THE standard of care provided for an elderly patient at Louth County Hospital has been heavily criticised by district Coroner Stuart Fisher.
Although he recorded a verdict 86-year-old Minnie White died as a result of natural causes, he said the hospital's failure to provide nourishment and basic medical attention had amounted to neglect.
Mrs White was initially admitted to the hospital on January 17 this year for treatment to a leg injury sustained while she was on her scooter.
She was discharged on the same day but had to be readmitted almost immediately after collapsing at home.
Evidence from her daughter, Pauline Mack, and from consultant geriatrician Christopher Cook revealed from her readmision up until her death on February 11, she had suffered diarrhoea and ulcerative colitis.
Along with two other elderly hospital parients at the same time, this had been as a result of having contracted the potentially fatal bug known as Clostridium difficile - C diff.

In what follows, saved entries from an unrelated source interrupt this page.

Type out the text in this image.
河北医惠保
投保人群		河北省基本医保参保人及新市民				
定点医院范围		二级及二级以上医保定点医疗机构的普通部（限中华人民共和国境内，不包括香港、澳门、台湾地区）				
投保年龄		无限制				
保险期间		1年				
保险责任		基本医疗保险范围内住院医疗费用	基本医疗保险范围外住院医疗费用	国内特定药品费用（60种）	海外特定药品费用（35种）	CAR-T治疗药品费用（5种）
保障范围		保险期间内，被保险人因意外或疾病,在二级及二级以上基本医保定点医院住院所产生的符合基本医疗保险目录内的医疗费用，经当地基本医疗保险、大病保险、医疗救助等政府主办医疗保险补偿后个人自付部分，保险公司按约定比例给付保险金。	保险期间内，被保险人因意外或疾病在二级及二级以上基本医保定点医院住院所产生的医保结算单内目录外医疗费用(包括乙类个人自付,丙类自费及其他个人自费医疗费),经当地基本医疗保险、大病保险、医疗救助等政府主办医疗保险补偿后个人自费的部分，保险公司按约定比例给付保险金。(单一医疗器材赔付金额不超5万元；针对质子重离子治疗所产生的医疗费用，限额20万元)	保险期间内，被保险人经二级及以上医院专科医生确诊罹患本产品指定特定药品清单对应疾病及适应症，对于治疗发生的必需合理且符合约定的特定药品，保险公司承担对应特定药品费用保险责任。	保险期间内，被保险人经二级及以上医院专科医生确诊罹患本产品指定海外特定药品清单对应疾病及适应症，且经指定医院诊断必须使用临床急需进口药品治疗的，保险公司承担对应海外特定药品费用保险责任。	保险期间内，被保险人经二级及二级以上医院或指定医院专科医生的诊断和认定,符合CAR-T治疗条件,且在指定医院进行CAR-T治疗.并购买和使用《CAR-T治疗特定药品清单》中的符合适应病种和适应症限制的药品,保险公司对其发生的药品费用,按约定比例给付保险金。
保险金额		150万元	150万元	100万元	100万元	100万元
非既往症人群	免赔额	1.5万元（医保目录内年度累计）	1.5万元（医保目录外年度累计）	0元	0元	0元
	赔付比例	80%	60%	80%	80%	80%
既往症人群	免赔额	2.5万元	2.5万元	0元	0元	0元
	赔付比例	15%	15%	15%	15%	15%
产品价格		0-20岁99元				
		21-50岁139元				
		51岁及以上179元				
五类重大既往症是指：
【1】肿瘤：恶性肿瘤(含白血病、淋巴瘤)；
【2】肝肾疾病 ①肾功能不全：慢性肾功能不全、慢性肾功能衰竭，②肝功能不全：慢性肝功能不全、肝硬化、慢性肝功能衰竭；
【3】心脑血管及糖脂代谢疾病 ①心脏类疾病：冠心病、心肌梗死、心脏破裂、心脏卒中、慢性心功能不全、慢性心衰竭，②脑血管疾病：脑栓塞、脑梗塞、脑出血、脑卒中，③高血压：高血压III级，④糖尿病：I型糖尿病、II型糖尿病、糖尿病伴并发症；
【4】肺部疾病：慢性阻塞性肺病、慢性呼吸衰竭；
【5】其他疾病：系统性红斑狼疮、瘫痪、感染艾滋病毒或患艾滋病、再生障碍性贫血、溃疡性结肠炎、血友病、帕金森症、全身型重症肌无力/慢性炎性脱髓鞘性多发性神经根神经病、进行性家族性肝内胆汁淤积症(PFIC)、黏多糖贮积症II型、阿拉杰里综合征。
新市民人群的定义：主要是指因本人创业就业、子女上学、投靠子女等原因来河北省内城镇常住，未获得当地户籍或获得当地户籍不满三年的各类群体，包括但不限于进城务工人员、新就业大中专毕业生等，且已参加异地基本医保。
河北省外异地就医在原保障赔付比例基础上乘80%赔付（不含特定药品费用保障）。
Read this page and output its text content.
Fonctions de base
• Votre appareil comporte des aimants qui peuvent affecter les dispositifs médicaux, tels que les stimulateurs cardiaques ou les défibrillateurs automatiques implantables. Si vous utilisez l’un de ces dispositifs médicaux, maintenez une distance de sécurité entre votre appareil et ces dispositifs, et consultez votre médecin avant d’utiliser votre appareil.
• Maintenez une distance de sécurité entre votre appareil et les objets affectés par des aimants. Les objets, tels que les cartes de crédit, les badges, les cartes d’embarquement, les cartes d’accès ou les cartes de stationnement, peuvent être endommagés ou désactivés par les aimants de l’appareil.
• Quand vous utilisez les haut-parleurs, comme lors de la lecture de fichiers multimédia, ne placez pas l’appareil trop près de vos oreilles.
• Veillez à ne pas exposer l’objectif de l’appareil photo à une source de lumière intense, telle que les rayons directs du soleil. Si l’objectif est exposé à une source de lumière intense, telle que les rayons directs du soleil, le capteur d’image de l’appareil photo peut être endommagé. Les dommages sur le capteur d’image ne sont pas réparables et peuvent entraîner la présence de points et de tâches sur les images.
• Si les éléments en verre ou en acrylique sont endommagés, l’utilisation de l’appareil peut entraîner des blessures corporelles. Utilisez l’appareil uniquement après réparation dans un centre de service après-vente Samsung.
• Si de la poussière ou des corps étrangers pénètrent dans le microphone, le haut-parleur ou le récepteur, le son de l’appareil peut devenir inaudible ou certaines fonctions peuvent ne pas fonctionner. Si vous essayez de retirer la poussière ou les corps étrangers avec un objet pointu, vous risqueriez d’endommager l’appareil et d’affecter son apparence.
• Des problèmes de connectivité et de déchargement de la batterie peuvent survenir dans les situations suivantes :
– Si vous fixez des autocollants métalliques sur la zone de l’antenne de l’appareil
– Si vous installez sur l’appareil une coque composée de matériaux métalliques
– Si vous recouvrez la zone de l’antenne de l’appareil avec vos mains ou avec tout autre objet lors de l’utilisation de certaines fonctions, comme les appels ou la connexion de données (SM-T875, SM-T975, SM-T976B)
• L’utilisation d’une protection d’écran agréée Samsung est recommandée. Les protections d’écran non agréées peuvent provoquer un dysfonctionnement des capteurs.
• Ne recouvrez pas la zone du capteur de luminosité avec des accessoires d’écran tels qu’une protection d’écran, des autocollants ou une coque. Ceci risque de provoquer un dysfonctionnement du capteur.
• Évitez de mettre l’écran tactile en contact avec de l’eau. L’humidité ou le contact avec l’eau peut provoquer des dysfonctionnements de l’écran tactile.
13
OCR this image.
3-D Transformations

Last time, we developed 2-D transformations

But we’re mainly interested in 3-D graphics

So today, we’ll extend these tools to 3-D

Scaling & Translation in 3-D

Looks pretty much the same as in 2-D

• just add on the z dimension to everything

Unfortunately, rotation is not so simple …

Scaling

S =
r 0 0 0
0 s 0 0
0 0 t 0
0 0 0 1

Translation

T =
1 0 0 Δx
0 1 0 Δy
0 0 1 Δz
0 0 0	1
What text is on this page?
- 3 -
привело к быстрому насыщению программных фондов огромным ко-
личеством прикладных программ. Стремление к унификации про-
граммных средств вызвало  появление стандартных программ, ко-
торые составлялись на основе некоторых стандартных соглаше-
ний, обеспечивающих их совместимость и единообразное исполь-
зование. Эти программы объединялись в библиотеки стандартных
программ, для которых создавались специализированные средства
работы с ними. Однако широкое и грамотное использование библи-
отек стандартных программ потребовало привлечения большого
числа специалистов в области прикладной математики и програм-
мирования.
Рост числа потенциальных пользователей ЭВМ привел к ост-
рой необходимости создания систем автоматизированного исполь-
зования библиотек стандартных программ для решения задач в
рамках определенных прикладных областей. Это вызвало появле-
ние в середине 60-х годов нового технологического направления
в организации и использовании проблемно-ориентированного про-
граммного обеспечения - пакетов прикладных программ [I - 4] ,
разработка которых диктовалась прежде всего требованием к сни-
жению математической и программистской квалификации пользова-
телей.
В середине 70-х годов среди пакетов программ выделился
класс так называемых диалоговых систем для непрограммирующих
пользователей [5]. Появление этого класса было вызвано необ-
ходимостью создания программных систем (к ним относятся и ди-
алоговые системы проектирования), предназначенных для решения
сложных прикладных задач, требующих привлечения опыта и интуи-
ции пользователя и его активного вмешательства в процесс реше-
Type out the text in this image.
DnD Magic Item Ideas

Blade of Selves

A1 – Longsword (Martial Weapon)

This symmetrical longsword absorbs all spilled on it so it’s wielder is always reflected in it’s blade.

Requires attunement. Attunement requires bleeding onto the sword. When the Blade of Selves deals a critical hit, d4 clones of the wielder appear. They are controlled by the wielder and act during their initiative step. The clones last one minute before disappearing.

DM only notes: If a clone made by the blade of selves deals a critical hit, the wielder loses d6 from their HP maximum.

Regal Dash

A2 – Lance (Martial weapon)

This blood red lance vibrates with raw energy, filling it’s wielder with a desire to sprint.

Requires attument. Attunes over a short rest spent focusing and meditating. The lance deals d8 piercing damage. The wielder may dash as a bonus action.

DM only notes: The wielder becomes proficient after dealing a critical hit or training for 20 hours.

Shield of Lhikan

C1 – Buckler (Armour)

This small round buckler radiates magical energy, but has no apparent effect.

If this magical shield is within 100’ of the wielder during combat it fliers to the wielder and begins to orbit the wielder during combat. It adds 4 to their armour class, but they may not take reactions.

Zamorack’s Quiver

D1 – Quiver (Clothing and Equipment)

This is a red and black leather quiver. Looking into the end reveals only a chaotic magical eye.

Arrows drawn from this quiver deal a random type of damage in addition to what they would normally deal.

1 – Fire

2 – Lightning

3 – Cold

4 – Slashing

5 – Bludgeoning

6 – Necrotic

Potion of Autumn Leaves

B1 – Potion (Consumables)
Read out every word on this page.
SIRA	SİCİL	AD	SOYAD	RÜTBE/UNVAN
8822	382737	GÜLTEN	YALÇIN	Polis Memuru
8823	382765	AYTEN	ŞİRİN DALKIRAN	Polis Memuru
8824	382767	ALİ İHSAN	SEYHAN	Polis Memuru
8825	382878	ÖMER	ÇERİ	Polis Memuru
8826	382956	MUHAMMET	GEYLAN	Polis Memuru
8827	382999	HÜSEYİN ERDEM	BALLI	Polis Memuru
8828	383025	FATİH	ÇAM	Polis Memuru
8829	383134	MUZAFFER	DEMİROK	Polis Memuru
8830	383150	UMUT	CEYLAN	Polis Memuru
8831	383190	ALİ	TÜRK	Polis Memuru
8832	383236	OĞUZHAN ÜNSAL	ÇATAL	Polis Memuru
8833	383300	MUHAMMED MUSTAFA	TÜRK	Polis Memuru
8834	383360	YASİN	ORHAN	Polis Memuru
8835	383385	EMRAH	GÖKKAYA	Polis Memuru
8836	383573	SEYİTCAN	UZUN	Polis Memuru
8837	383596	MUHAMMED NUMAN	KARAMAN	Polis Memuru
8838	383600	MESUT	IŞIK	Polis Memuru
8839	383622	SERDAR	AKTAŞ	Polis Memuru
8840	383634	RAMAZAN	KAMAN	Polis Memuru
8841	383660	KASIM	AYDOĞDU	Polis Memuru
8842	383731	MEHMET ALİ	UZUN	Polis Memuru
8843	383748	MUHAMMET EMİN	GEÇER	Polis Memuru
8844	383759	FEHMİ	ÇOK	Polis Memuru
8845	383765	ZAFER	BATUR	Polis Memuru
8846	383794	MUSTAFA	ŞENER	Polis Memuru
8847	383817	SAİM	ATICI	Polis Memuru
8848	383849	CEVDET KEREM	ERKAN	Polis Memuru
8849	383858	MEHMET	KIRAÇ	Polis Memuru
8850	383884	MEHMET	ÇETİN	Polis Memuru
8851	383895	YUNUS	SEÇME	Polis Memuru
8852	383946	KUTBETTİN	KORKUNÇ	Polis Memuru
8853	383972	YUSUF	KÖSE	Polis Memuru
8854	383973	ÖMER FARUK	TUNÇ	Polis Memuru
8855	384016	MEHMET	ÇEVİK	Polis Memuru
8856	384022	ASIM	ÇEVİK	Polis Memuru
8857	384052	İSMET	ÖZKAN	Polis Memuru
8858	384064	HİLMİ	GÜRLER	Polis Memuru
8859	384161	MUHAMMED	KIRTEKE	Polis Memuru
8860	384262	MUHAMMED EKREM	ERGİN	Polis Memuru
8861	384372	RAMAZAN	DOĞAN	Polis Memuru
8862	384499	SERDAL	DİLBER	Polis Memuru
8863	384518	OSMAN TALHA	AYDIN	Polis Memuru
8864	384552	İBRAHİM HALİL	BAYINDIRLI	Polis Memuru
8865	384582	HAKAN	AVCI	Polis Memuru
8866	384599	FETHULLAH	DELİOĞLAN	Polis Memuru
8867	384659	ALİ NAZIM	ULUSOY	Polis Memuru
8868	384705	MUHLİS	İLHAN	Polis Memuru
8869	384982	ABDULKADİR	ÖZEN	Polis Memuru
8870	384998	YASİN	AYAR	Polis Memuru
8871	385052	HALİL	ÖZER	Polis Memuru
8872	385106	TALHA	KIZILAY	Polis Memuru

There was no significant abatement of the distressing condition, and it fell to Mrs Mack to wash her mother's soiled nightwear.
Dr Cook acknowledged his patient's condition worsened because of inappropriate medication and a failure to consider putting her on a drip when when she became undernourished and dehydrated.
The Coroner heard nurses and junior doctors failed to keep charts monitoring Mrs White's condition and their communication with Dr Cook had been unsatisfactory.
Another error was the decision to transfer Mrs White, of Robinson Avenue, Alford, temporarily to intermediate care at Skegness Hospital at a time when she was too poorly to travel.
Mrs Mack said her mother's bedside table at Louth had not been kept clean and ward hygiene had not been treated as a priority by medical staff.
In his summing up, the Coroner said it was not his role to aportion blame, but he described some of the lapses as 'inexcusable'.
He noted an assurance from Dr Cook that, since the tragedy, the head of nursing had been instructed to implement a 'shake up' of procedures.